Amateur Poker Player Enters Tournament On $160, Wins $1.6 Million Prize Pot
An amateur poker player has bagged himself $1.6million after bagging first prize in a tournament he entered with just $160. The lucky bastard.
Shurane Vijayaram, 33, who had little to no experience among professional ranks, trounced a total of 723 players to take home the Aussie Millions Poker Championships with a lousy pocket fives.
Credit: Aussie Millions
Vijayaram had recently paid $130 to enter an amateur tournament just a week before, winning a $10,600 entry into the Aussie Millions main draw.
"I've always just tried to play cards and relax, it's only a game," Vijayaram told Age newspaper.
"I just try to play my best game and not think about people that are really good players. It doesn't matter who you are, you just have to get the cards."
And he isn't the first of his kind to achieve a bit of luck on the poker table in this way.

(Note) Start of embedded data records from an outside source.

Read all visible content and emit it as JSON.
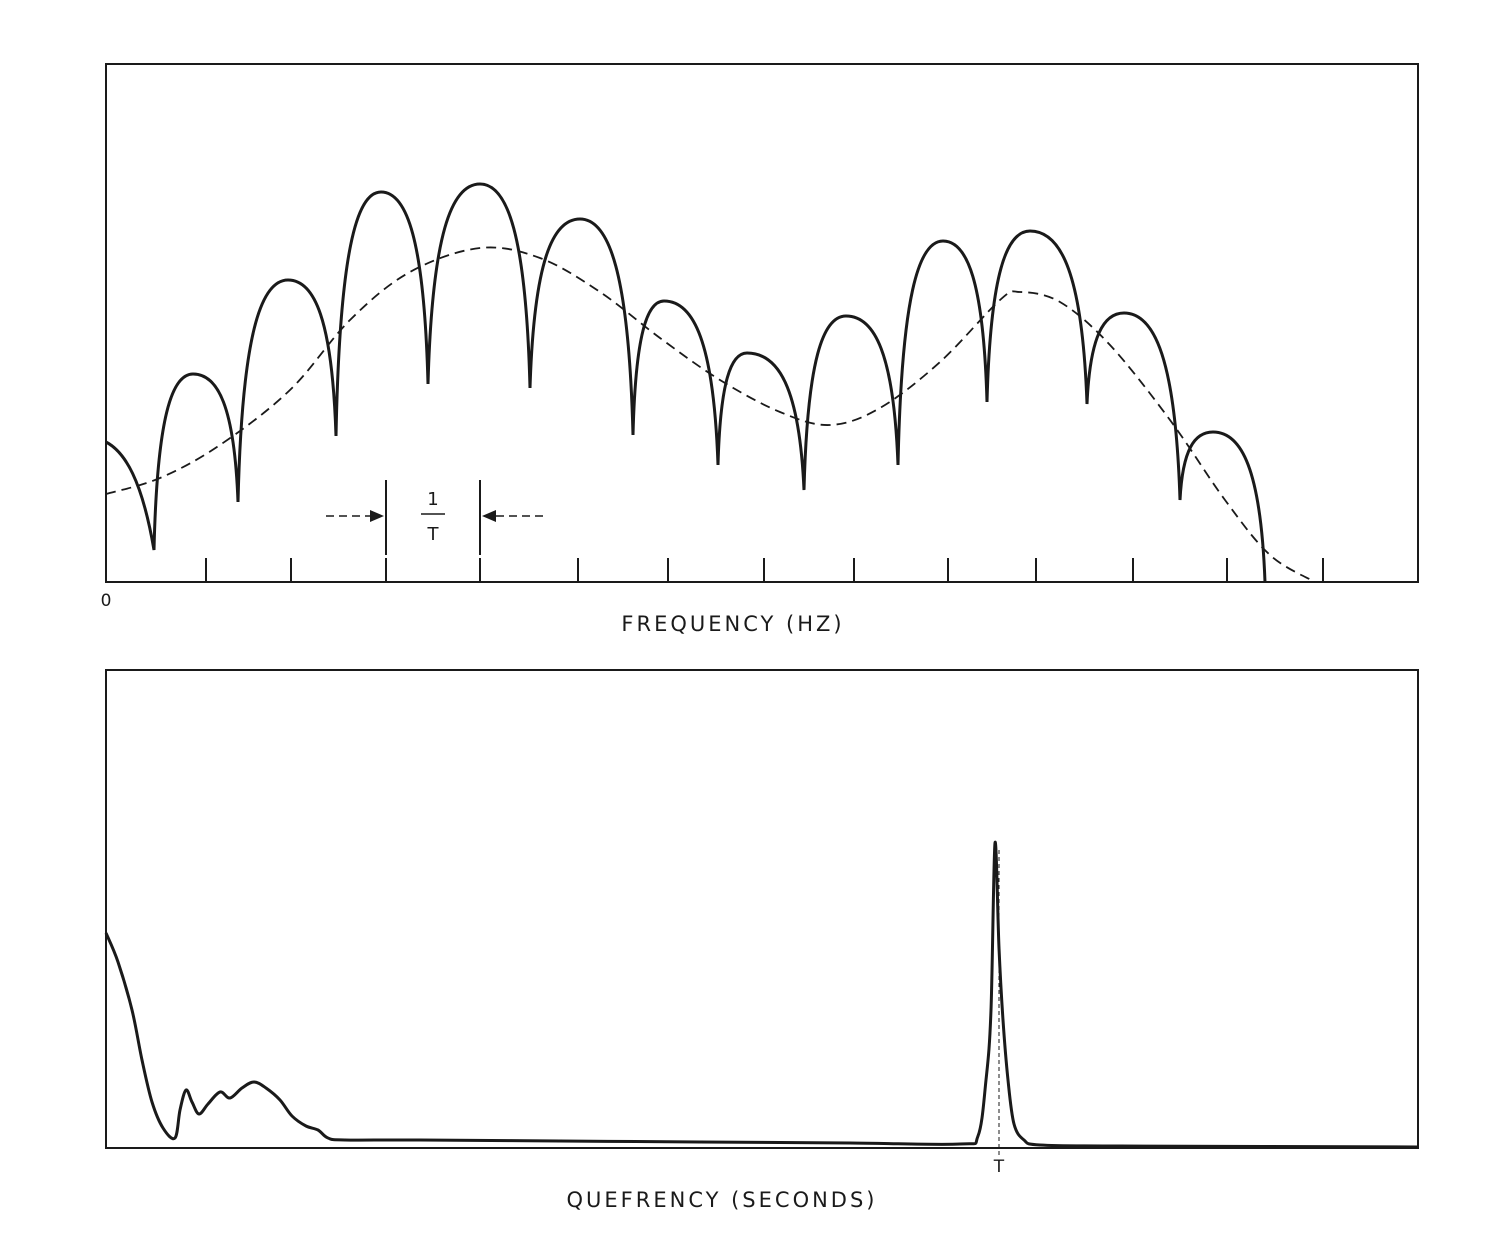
{
  "chart_data": [
    {
      "type": "line",
      "xlabel": "FREQUENCY (HZ)",
      "x_tick_labels": [
        "0"
      ],
      "annotation": {
        "numerator": "1",
        "denominator": "T"
      },
      "description_series": [
        {
          "style": "solid"
        },
        {
          "style": "dashed"
        }
      ]
    },
    {
      "type": "line",
      "xlabel": "QUEFRENCY (SECONDS)",
      "x_tick_labels": [
        "T"
      ],
      "description_series": [
        {
          "style": "solid"
        }
      ]
    }
  ],
  "colors": {
    "ink": "#1a1a1a",
    "background": "#ffffff"
  }
}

What's their secret?!
The most famous player to have achieved a similar feat is Chris Moneymaker, dubbed the man 'who revolutionised poker'. Moneymaker became the first person to win a World Series of Poker main event after qualifying online.

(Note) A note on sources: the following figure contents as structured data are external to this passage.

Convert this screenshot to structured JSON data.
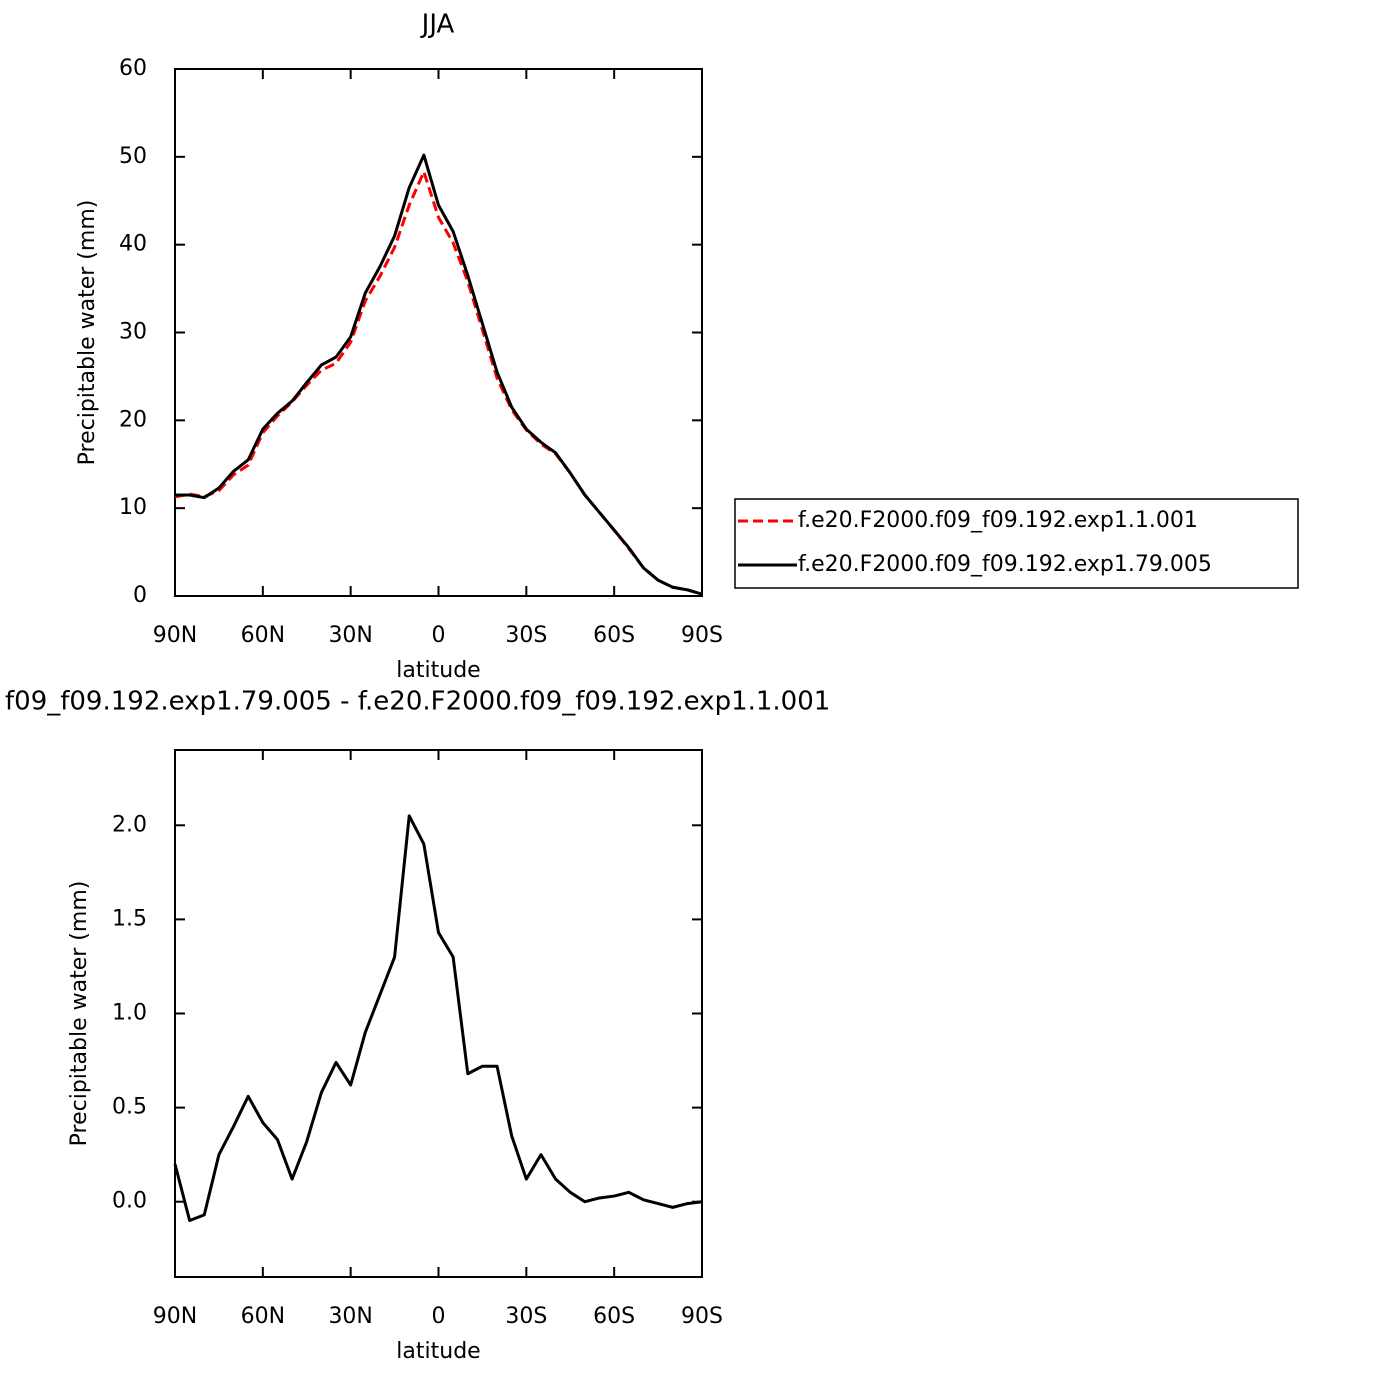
{
  "chart_data": [
    {
      "type": "line",
      "title": "JJA",
      "x_label": "latitude",
      "y_label": "Precipitable water (mm)",
      "x": [
        90,
        85,
        80,
        75,
        70,
        65,
        60,
        55,
        50,
        45,
        40,
        35,
        30,
        25,
        20,
        15,
        10,
        5,
        0,
        -5,
        -10,
        -15,
        -20,
        -25,
        -30,
        -35,
        -40,
        -45,
        -50,
        -55,
        -60,
        -65,
        -70,
        -75,
        -80,
        -85,
        -90
      ],
      "series": [
        {
          "name": "f.e20.F2000.f09_f09.192.exp1.1.001",
          "color": "#ff0000",
          "dashed": true,
          "values": [
            11.3,
            11.6,
            11.3,
            12.0,
            13.8,
            14.9,
            18.6,
            20.5,
            22.1,
            24.0,
            25.7,
            26.5,
            28.9,
            33.6,
            36.4,
            39.7,
            44.5,
            48.3,
            43.1,
            40.2,
            35.8,
            30.3,
            24.8,
            21.2,
            18.9,
            17.3,
            16.2,
            14.0,
            11.5,
            9.5,
            7.5,
            5.4,
            3.2,
            1.8,
            1.0,
            0.7,
            0.2
          ]
        },
        {
          "name": "f.e20.F2000.f09_f09.192.exp1.79.005",
          "color": "#000000",
          "dashed": false,
          "values": [
            11.5,
            11.5,
            11.2,
            12.3,
            14.2,
            15.5,
            19.0,
            20.8,
            22.2,
            24.3,
            26.3,
            27.2,
            29.5,
            34.5,
            37.5,
            41.0,
            46.5,
            50.2,
            44.5,
            41.5,
            36.5,
            31.0,
            25.5,
            21.5,
            19.0,
            17.5,
            16.3,
            14.0,
            11.5,
            9.5,
            7.5,
            5.5,
            3.2,
            1.8,
            1.0,
            0.7,
            0.2
          ]
        }
      ],
      "xlim": [
        90,
        -90
      ],
      "xticks": [
        {
          "value": 90,
          "label": "90N"
        },
        {
          "value": 60,
          "label": "60N"
        },
        {
          "value": 30,
          "label": "30N"
        },
        0,
        {
          "value": -30,
          "label": "30S"
        },
        {
          "value": -60,
          "label": "60S"
        },
        {
          "value": -90,
          "label": "90S"
        }
      ],
      "ylim": [
        0,
        60
      ],
      "yticks": [
        0,
        10,
        20,
        30,
        40,
        50,
        60
      ],
      "legend": "right"
    },
    {
      "type": "line",
      "title": "f09_f09.192.exp1.79.005 - f.e20.F2000.f09_f09.192.exp1.1.001",
      "x_label": "latitude",
      "y_label": "Precipitable water (mm)",
      "x": [
        90,
        85,
        80,
        75,
        70,
        65,
        60,
        55,
        50,
        45,
        40,
        35,
        30,
        25,
        20,
        15,
        10,
        5,
        0,
        -5,
        -10,
        -15,
        -20,
        -25,
        -30,
        -35,
        -40,
        -45,
        -50,
        -55,
        -60,
        -65,
        -70,
        -75,
        -80,
        -85,
        -90
      ],
      "series": [
        {
          "color": "#000000",
          "dashed": false,
          "values": [
            0.2,
            -0.1,
            -0.07,
            0.25,
            0.4,
            0.56,
            0.42,
            0.33,
            0.12,
            0.32,
            0.58,
            0.74,
            0.62,
            0.9,
            1.1,
            1.3,
            2.05,
            1.9,
            1.43,
            1.3,
            0.68,
            0.72,
            0.72,
            0.35,
            0.12,
            0.25,
            0.12,
            0.05,
            0.0,
            0.02,
            0.03,
            0.05,
            0.01,
            -0.01,
            -0.03,
            -0.01,
            0.0
          ]
        }
      ],
      "xlim": [
        90,
        -90
      ],
      "xticks": [
        {
          "value": 90,
          "label": "90N"
        },
        {
          "value": 60,
          "label": "60N"
        },
        {
          "value": 30,
          "label": "30N"
        },
        0,
        {
          "value": -30,
          "label": "30S"
        },
        {
          "value": -60,
          "label": "60S"
        },
        {
          "value": -90,
          "label": "90S"
        }
      ],
      "ylim": [
        -0.4,
        2.4
      ],
      "yticks": [
        {
          "value": 0,
          "label": "0.0"
        },
        0.5,
        {
          "value": 1,
          "label": "1.0"
        },
        1.5,
        {
          "value": 2,
          "label": "2.0"
        }
      ]
    }
  ]
}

Moneymaker at the 2003 WSOP. Image: PA
In 2003, Moneymaker (a stage name based around the German surname Nurmacher) entered the WSOP after winning an online match with $40 and ended up winning $2.5 million.

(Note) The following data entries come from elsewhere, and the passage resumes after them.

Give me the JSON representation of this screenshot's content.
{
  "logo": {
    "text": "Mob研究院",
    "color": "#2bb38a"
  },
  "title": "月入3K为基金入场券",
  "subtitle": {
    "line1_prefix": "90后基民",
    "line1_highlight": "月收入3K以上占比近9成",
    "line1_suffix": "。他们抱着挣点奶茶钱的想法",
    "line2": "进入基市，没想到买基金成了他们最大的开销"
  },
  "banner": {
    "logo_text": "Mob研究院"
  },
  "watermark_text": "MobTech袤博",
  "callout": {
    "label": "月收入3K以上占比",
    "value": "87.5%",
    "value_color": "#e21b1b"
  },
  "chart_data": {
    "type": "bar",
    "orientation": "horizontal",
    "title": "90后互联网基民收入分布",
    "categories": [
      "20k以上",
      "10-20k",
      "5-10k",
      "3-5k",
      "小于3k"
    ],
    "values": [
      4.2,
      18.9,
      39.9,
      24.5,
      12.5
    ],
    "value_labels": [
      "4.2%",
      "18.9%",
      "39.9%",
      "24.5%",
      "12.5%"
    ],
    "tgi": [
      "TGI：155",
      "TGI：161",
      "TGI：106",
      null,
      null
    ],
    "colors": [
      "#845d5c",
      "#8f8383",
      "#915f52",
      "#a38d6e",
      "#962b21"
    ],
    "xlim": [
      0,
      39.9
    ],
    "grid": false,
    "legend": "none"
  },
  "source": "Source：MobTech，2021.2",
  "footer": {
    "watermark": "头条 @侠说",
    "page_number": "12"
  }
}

Jamie Gold steamrolled his way through the 2006 World Series of Poker with the help of his table rhetoric used for both bluffs and calls.
Somehow managing to flop consistent, incredible hands, he managed to secure the largest first place payout in WSOP history, putting him number one in overall prize money.
Not the star of Miami Vice but 'professional gambler', Don Johnson won $15 million from three casinos in half a year.
Johnson did this by choosing casinos with favourable house rules, playing at tables with optimal deck-numbers, picking dealers who stopped drawing when their hand totaled 17 but included an Ace (increasing his chances), among a whole throng of other techniques.
Johnson then negotiated a 20% payback with a casino (some offer high-rollers 10% payback to entice them). This meant that if he won $500,000 he'd keep everything. If he lost that, he'd get $100,000 back.
He racked up $15 million and the rest is history. His money is apparently no longer in Atlantic City or Las Vegas.
One of the greatest examples is the story of Archie Karas, who drove into Las Vegas in 1992, as cliche as they come, with $50 in his pocket and went on hit the greatest ever hot streak in gambling.
Getting a $10,000 off a friend to play high stakes Razz, a game in which the lowest hand wins. Given his recent losses in a high stakes L.A. poker game, he figured this would suit him perfectly - and it did. Karas repaid his loan within three hours with 50% interest. He continued to play for three years and never lost. Walked away with $40 million a happy camper.